Linda Kebab, déléguée nationale du syndicat Unité SGP Police-Force Ouvrière
© JOEL SAGET / AFP

Linda Kebbab : "Je sais ce qu'est le racisme mais je n'en fais pas un fonds de commerce"

Tribune

Par Linda Kebbab

Publié le

La policière Linda Kebbab revient sur son enfance, sa vision du racisme et l'expression « Arabe de service » lancée par le journaliste et militant Taha Bouhafs à l'encontre de la syndicaliste. Des propos ayant donné lieu à une comparution devant la Justice le 9 juin dernier.

Souillée, rabaissée, assignée. « Arabe de service » ; « Arabe » parce qu’originaire d’Algérie, « de service » parce que je courberais l’échine, raserais les murs, serais la caution ethnique de l’inacceptable. Car exercer un métier consistant à confondre les voleurs, les escrocs, les violents, ferait de moi une traître, une vendue, une kapo.
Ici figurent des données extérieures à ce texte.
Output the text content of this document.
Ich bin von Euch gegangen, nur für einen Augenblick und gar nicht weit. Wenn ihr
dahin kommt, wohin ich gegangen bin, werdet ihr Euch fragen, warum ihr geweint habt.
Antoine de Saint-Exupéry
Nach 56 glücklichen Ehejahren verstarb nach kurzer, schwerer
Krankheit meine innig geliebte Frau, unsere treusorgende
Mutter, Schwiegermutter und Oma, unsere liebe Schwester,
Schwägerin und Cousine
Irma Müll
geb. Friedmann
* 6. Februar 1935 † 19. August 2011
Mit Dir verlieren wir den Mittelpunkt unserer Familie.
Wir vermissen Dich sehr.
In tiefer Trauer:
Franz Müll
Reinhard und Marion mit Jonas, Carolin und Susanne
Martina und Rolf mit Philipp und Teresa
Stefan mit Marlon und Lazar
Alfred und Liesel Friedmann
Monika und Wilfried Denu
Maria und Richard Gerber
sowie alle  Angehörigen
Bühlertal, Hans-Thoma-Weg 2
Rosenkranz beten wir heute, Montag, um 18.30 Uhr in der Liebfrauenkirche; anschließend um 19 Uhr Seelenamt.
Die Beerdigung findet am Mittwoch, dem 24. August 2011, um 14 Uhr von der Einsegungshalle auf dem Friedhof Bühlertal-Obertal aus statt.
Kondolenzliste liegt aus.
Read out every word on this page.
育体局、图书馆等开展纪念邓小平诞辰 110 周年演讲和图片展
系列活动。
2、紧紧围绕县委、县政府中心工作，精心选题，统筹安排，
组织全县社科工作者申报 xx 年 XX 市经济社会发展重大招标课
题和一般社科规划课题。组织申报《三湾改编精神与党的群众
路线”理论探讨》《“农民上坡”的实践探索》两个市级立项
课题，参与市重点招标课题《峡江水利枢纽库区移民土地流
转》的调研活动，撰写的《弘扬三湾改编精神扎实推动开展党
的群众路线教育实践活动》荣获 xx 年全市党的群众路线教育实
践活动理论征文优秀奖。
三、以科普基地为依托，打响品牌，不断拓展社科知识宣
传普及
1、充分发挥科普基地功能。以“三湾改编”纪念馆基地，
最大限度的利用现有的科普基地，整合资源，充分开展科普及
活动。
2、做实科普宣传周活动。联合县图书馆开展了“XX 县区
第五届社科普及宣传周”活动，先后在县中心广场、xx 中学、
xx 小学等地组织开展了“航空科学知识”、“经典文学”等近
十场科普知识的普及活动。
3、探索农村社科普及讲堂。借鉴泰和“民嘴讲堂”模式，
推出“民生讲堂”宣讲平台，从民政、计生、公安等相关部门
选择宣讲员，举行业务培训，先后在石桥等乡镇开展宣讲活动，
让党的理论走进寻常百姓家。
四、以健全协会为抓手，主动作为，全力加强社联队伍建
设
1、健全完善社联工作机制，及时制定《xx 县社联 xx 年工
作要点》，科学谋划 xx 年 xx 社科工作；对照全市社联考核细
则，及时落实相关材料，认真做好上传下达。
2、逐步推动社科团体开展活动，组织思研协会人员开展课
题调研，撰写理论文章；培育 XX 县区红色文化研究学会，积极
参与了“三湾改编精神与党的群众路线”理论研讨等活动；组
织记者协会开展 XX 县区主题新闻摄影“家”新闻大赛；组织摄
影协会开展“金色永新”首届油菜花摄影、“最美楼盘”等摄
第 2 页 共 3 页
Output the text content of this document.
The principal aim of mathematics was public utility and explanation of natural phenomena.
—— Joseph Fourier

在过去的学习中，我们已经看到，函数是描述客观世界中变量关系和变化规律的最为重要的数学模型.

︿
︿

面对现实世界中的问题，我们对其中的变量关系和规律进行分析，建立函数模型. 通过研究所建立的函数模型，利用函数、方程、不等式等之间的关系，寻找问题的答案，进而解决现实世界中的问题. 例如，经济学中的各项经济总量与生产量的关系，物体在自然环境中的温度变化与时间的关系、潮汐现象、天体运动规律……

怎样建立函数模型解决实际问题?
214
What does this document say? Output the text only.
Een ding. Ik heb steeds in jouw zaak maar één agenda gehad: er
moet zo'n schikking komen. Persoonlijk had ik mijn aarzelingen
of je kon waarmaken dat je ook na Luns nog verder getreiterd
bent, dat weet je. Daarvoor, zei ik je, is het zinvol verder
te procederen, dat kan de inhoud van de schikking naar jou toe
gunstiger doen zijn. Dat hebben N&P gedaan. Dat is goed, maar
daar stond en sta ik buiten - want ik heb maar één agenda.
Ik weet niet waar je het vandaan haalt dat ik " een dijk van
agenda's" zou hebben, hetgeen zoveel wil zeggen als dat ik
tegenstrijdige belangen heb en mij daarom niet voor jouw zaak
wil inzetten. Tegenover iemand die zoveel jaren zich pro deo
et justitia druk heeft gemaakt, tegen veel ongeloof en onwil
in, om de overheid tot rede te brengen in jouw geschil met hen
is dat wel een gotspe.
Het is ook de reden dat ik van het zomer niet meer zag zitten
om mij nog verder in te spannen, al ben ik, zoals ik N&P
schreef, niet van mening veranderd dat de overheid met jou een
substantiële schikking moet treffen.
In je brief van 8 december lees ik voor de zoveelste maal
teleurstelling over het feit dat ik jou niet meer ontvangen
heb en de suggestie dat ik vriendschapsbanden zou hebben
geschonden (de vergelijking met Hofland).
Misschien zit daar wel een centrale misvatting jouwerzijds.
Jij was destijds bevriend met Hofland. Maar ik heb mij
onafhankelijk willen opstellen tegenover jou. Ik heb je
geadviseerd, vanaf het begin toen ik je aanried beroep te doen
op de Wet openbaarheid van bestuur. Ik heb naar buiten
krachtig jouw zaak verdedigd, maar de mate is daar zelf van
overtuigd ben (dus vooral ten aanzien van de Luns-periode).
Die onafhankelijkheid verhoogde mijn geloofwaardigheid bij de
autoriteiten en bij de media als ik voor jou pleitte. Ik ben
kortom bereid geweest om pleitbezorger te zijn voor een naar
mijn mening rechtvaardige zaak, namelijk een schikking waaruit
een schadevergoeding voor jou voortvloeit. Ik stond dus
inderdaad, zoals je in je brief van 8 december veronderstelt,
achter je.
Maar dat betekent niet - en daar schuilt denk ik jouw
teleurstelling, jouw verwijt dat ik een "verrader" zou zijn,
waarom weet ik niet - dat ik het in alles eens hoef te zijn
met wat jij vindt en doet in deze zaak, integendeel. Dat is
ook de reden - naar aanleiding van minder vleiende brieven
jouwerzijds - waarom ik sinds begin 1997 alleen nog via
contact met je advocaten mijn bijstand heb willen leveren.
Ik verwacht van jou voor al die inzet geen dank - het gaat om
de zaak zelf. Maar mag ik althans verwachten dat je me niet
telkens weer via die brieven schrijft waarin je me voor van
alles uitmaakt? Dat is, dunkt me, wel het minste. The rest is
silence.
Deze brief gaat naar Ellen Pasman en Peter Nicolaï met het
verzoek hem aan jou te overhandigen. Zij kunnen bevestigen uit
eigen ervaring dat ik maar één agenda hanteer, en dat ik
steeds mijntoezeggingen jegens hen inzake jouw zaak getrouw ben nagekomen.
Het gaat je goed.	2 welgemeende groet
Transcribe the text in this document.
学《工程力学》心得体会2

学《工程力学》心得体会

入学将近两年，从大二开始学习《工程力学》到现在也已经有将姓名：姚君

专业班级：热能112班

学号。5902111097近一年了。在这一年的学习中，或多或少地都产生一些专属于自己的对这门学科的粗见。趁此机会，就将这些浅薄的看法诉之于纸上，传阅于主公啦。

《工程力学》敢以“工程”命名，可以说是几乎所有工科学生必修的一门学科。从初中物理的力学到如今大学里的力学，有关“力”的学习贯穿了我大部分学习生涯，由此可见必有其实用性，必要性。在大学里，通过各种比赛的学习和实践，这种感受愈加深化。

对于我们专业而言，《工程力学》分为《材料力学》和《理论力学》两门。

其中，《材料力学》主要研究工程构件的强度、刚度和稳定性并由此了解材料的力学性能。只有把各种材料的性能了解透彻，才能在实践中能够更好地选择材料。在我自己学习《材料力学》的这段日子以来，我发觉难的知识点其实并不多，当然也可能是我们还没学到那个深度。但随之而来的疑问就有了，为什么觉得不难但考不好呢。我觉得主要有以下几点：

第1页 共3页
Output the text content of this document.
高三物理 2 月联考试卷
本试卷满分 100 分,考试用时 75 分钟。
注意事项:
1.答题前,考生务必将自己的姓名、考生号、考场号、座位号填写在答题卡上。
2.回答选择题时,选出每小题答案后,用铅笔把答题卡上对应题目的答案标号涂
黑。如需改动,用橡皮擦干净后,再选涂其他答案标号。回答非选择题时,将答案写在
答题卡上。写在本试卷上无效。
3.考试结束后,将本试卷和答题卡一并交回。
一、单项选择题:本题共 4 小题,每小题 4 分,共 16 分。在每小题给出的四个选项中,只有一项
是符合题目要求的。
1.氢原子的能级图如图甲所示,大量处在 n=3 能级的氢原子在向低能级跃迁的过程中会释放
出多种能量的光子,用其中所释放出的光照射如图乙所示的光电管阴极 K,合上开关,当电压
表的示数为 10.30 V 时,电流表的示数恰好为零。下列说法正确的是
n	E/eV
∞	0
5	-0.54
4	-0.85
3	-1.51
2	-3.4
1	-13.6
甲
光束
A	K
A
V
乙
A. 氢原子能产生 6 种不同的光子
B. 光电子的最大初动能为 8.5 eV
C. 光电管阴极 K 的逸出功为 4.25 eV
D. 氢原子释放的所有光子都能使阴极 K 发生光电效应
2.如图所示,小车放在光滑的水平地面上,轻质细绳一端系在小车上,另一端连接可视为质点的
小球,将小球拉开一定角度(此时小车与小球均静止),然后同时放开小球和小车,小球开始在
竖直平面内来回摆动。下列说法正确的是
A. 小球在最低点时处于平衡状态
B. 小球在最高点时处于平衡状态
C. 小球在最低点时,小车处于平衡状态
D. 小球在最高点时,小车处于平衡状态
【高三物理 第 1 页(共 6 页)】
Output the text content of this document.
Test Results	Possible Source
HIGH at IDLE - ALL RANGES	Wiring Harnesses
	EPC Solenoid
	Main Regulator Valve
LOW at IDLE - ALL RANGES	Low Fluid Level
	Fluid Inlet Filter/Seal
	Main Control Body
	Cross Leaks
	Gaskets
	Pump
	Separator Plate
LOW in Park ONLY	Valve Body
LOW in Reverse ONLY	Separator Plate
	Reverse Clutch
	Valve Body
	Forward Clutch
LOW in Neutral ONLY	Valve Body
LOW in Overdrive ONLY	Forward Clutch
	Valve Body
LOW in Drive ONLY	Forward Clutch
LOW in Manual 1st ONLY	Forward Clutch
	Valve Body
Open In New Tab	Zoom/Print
Je tiendrais le fouet contre ceux que l’auteur de ces mots abjects estime ne pouvoir être que des Noirs et des Arabes. Evidemment, je suis une vendue contre les « miens », et puisque mon métier consiste à interpeller les délinquants et criminels, ces derniers ne pourraient être que de ces catégories ethniques. Drôle d’antiracisme... Horrible injure, malheureusement normalisée et ancrée dans l’esprit de l’auditoire de Taha Bouhafs.

Un auditoire qui le suit aveuglément, lorsque qu’il qualifie de discriminatoire la décision d’un maire d’une commune de banlieue d’interdire par arrêté « la consommation sauvage de la chicha tard le soir » aux pieds des immeubles d’un quartier populaire. Comme si les fumeurs ne pouvaient, encore, n’être que Noirs et Arabes. Et tant pis si cette décision municipale répond à une demande des riverains. Et tant pis si ces derniers sont eux-mêmes Noirs et Arabes et ne veulent pas voir à leur précarité, s’ajouter les incivilités nocturnes sous leurs fenêtres.

« Je suis une femme Arabe donc pour eux je serais sotte, et opportuniste, donc prête à toutes les humiliations pour une caresse de mon maître »

J’aurais été « mandatée pour fermer les yeux sur les actes racistes dans la police ». Après avoir enchaîné mensonges et propos tronqués tout au long des débats du procès qui m’opposait à lui, c’est ainsi qu’ont plaidé les avocats de sa défense. Ajoutant à leurs mensonges celui de me désigner dans leurs plaidoiries « porte-parole de la Police nationale » alors que je milite justement contre les dysfonctionnements de mon institution, et m’expose à la sanction disciplinaire chaque fois que je prends la parole ou la plume.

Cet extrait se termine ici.